A.Sikap-sikap dan pengaruhnya dalam pendidikan
Kalau kita tinjau pengertian sikap ini, maka pengertian itu relatif adanya. Karena mengingat sikap itu terdapat di dalam diri manusia, maka sikap itupun tergantung pada manusia itu sendiri bagaimana caranya manusia itu menggunakannya dalam kehidupannya sehari-hari.
Adapun sikap itu muncul dalam hubungan antara manusia yang mempunyai hubungan, bahwa manusia bersama-sama dengan manusia lainnya yang memerlukannya. Jadi bukan hanya bersama-sama pada suatu tempat, itu sebabnya mengapa sikap itu tidak dapat dilepaskan dari diri/pribadi pemangku sikap itu, bahwa mulanya tidak dapat dilepaskan dari hadirnya pemangku sikap itu sendiri.
Dalam sikap seseorang itu selalu terdapat suatu ketegangan antara milik pribadi yang tunduk pada sikapnya dengan perasaan bersatu dengan pemangku kesikapannya. Perasaan bersatu itu dapat merupakan pengikat antara orang tua dan anak, antara murid dan guru dan dapat juga merupakan rasa kekeluargaan yang berdasarkan kepentingan bersama antara orang-orang yang menurut alamnya bukan satu keluarga dan banyak lagi bentuk lain.
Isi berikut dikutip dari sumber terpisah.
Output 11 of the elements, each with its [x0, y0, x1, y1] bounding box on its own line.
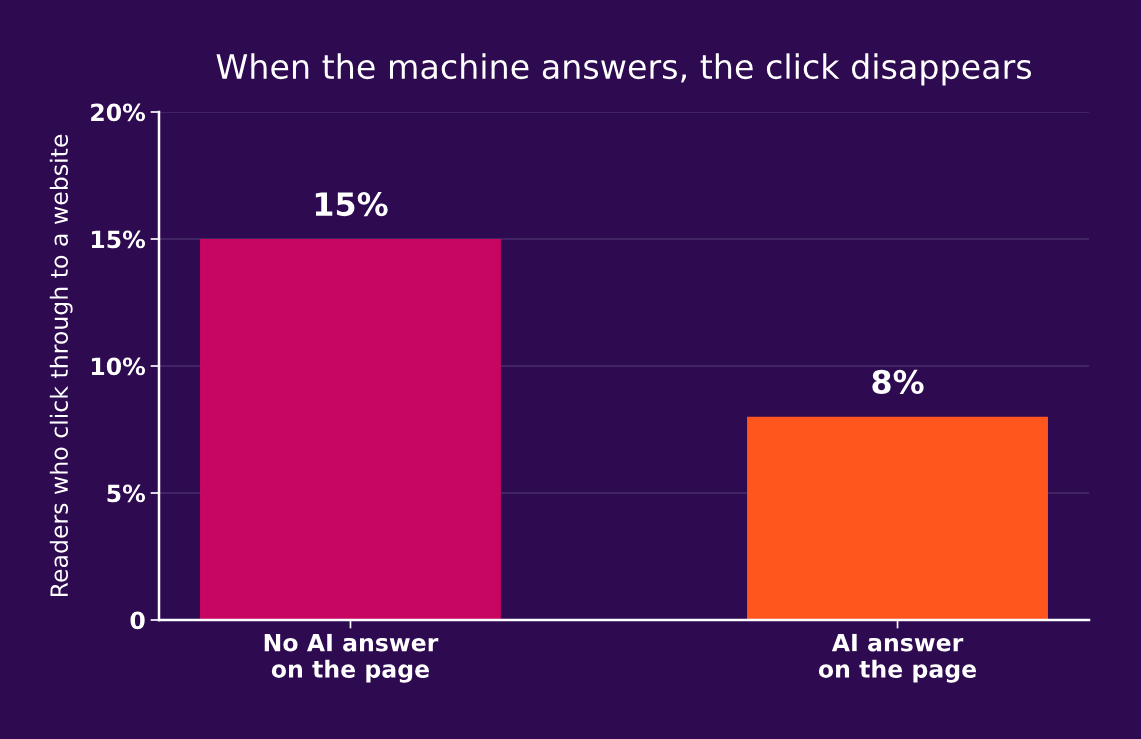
chart-title: When the machine answers, the click disappears — [216, 53, 1032, 86]
y-tick-label: 5% — [107, 484, 146, 503]
y-axis-title: Readers who click through to a website — [49, 134, 73, 597]
data-label: 15% — [315, 191, 388, 217]
y-tick-label: 10% — [91, 357, 146, 376]
y-tick-label: 0 — [130, 611, 145, 630]
x-tick-label: AI answer on the page — [818, 633, 977, 683]
y-tick-label: 20% — [91, 103, 146, 122]
x-tick-label: No AI answer on the page — [264, 633, 439, 683]
y-tick-label: 15% — [91, 230, 146, 249]
data-label: 8% — [872, 369, 924, 394]
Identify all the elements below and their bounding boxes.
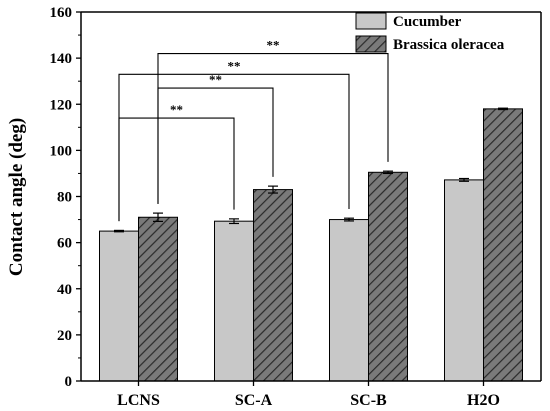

Sikap sesorang itu susah dipengaruhi oleh orang lain bila ia telah menentukan sikapnya, bisa sikap itu berubah bila sikapnya itu dianggap salah olehnya. Tetapi tidak dengan begitu saja ia akan merubh sikapnya itu tanpa ia mentelaah lagi kesalahan dari sikapnya itu. Memang sikap adalah hak seseorang untuk menentukan sesuatu. Jadi sikap itu sangat berpengaruh dalam diri sesorang, dan sikap adalah salah satu faktor yang terdapat di dalam diri seseorang. Karena dengan sikap bahwa orang itu mempunyai yang dapat dipertanggung jawabkan.
B.Sikap-sikap guru dalam mengajar serta pengaruhnya.
1.Sikap berpakaian.
Sebenarnya hal ini tidak perlu dibicarakan akan tetapi mengingat keadaan sekarang, dimana orang sering sempat berani dan bebas serta progresif dalam hal berpakaian, maka hal ini kita bicarakan.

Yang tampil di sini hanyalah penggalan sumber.